ATLAS and CMS have also updated their projections for W and Z boson scattering, a crucial test of the BEH mechanism. The Higgs boson regulates the interaction of longitudinally polarized W and Z bosons at high energy — polarization states that exist only due to the BEH mechanism generating the W and Z masses — thereby ensuring unitarity. The new analysis projects joint longitudinal W polarization can be observed above 5σ, with a cross-section measured to better than 20% precision.

ATLAS and CMS have further explored their measurement potential for rare top-quark processes, including four-top production and top–antitop production in association with a photon or a Z boson. They examined constraints on new physics using an effective field theory approach, where new, heavy particles interact only through virtual exchanges, parameterised via an operator product expansion. The analysis shows that sensitivity to energy scales above 2 TeV can be achieved for couplings of order unity.

Only a subset of studies was updated for this year’s European Strategy update.
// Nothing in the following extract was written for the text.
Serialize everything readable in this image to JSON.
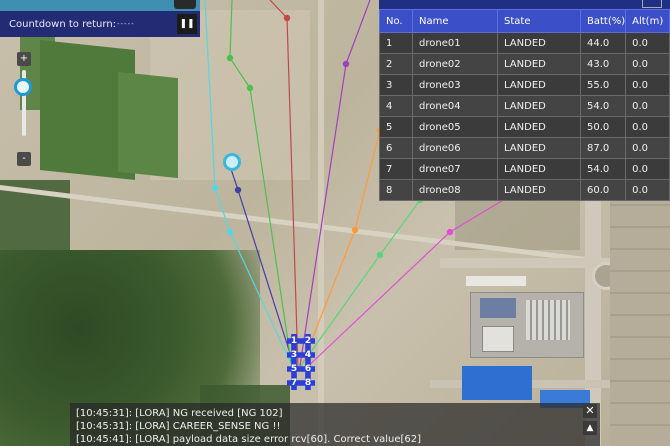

Earlier projections, particularly for direct new physics searches, can be found in here and here.

A tremendous opportunity, and a tremendous challenge

The HL-LHC offers extraordinary physics opportunities over the next two decades, addressing crucial questions on electroweak symmetry breaking and providing unmatched potential for discovering new physics for decades to come.

The necessary accelerator and experiment upgrades are ambitious global projects now under construction. Their successful and timely completion is a conditio sine qua non for high-energy particle physics and any future large-scale project of the field. Achieving this goal requires the collaborations to remain fully committed and focused on this number one priority, and relies on the continuing support and allocation of the essential resources by our funding agencies.

We count on the European Strategy Group and the CERN Council to reaffirm this as a top priority for the years ahead.